# Sony blu-ray



## deftechman (Jan 17, 2012)

I bought the sony bdp-cx960 does anyone else out there have this? I wanna know you think about it, I have not yet set mine up.


----------



## mechman (Feb 8, 2007)

These multi-disc blu-ray players haven't been that popular from what I can tell. :huh:


----------



## Jungle Jack (Jul 28, 2009)

Hello,
A 400 Disc Changer offers tremendous convenience. I had a 400 Disc DVD Changer that failed within 2 years. As very few DVD's contained title information, I had spent an insane amount of time entering Titles and so forth.
Thus, when it failed, I have been reticent to get another. Mind you the BDP Changer will be able to do the disc info via Ethernet so it would not be nearly as Ice Cream Cone to the forehead frustrating should there be an issue.
J


----------



## Samuraijones (Oct 27, 2011)

I used to have a Sony changer, It was a piece of . Worked good at first but the more disc's I put in it the worse things got. It strted scratching m discs and I had problems with it reconizing BD's. I now have a media center with over 14tb of storage. Works awsome and I can customixe everything.

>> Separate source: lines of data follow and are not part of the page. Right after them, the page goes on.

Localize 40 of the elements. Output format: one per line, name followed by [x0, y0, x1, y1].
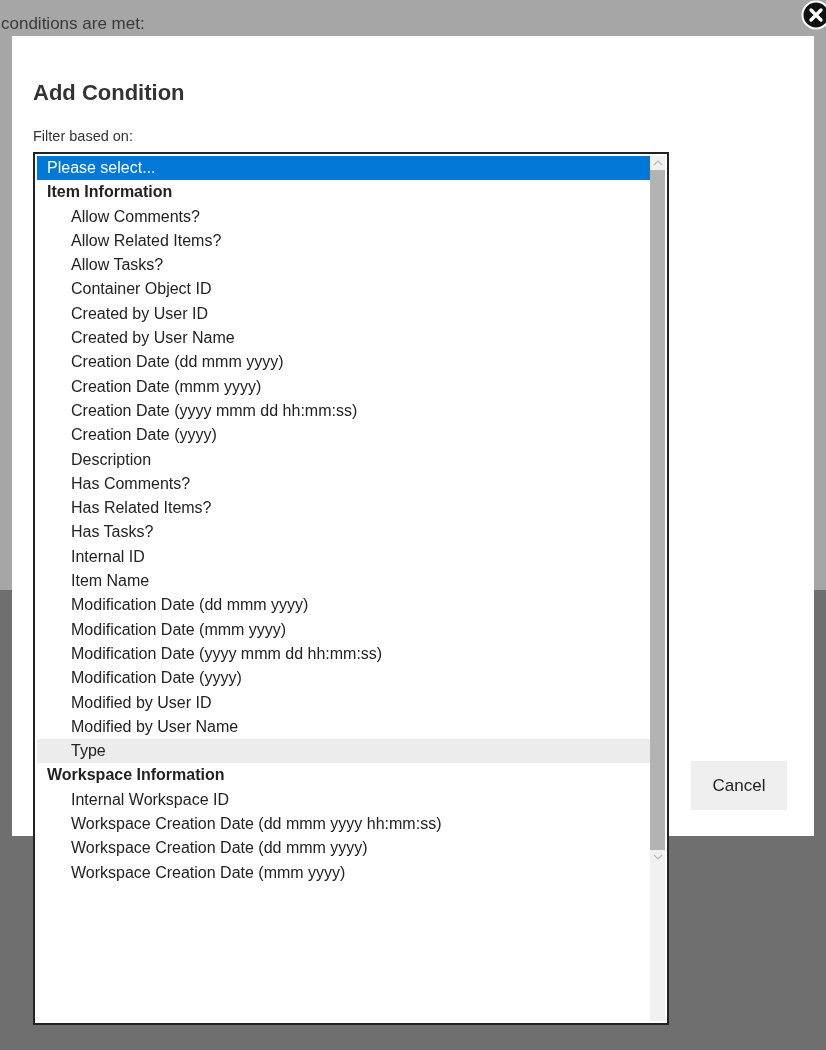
list-option[interactable]: Modification Date (yyyy) — [37, 666, 650, 691]
list-option[interactable]: Creation Date (dd mmm yyyy) — [37, 350, 650, 375]
list-option[interactable]: Created by User Name — [37, 326, 650, 351]
list-option[interactable]: Allow Related Items? — [37, 228, 650, 254]
scroll-up-icon[interactable] — [652, 160, 663, 166]
list-option[interactable]: Internal ID — [37, 544, 650, 570]
cancel-button[interactable]: Cancel — [691, 761, 787, 810]
list-option[interactable]: Type — [37, 739, 650, 764]
list-option[interactable]: Description — [37, 447, 650, 472]
list-option[interactable]: Container Object ID — [37, 277, 650, 302]
dialog-title: Add Condition — [33, 80, 186, 106]
list-option[interactable]: Modification Date (dd mmm yyyy) — [37, 593, 650, 618]
list-option[interactable]: Workspace Creation Date (dd mmm yyyy hh:mm:ss) — [37, 812, 650, 837]
filter-label: Filter based on: — [33, 128, 134, 144]
list-option[interactable]: Allow Comments? — [37, 204, 650, 229]
background-text: conditions are met: — [1, 14, 145, 34]
listbox[interactable] — [33, 152, 669, 1025]
list-option[interactable]: Workspace Creation Date (dd mmm yyyy) — [37, 836, 650, 861]
list-option[interactable]: Modified by User ID — [37, 690, 650, 715]
list-option[interactable]: Please select... — [37, 156, 650, 181]
list-option[interactable]: Creation Date (mmm yyyy) — [37, 374, 650, 399]
list-option[interactable]: Internal Workspace ID — [37, 787, 650, 812]
option-group-label: Item Information — [46, 182, 174, 203]
list-option[interactable]: Creation Date (yyyy) — [37, 423, 650, 448]
list-option[interactable]: Workspace Creation Date (mmm yyyy) — [37, 860, 650, 885]
scroll-down-icon[interactable] — [652, 854, 663, 860]
option-group-label: Workspace Information — [46, 765, 226, 786]
list-option[interactable]: Has Tasks? — [37, 520, 650, 545]
list-option[interactable]: Created by User ID — [37, 301, 650, 327]
close-icon[interactable] — [801, 0, 826, 30]
list-option[interactable]: Modification Date (mmm yyyy) — [37, 617, 650, 642]
list-option[interactable]: Creation Date (yyyy mmm dd hh:mm:ss) — [37, 398, 650, 424]
list-option[interactable]: Has Related Items? — [37, 496, 650, 521]
list-option[interactable]: Item Name — [37, 569, 650, 594]
scrollbar-thumb[interactable] — [650, 170, 665, 850]
scrollbar[interactable] — [650, 156, 665, 1021]
list-option[interactable]: Modification Date (yyyy mmm dd hh:mm:ss) — [37, 641, 650, 667]
list-option[interactable]: Allow Tasks? — [37, 253, 650, 278]
list-option[interactable]: Modified by User Name — [37, 714, 650, 740]
list-option[interactable]: Has Comments? — [37, 471, 650, 497]
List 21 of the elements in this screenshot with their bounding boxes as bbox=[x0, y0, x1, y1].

Sent from my Transformer TF101 using HT Shack


----------



## Jungle Jack (Jul 28, 2009)

Samuraijones said:


> I used to have a Sony changer, It was a piece of . Worked good at first but the more disc's I put in it the worse things got. It strted scratching m discs and I had problems with it reconizing BD's. I now have a media center with over 14tb of storage. Works awsome and I can customixe everything.
> 
> Sent from my Transformer TF101 using HT Shack


Indeed. I have Surface Scratches on literally 400 of my DVD's. I am still chaffed at my 400 DVD Changer. It would also lost Title Information randomly as well that had to be entered manually. I have never recommended a Megachanger since.


----------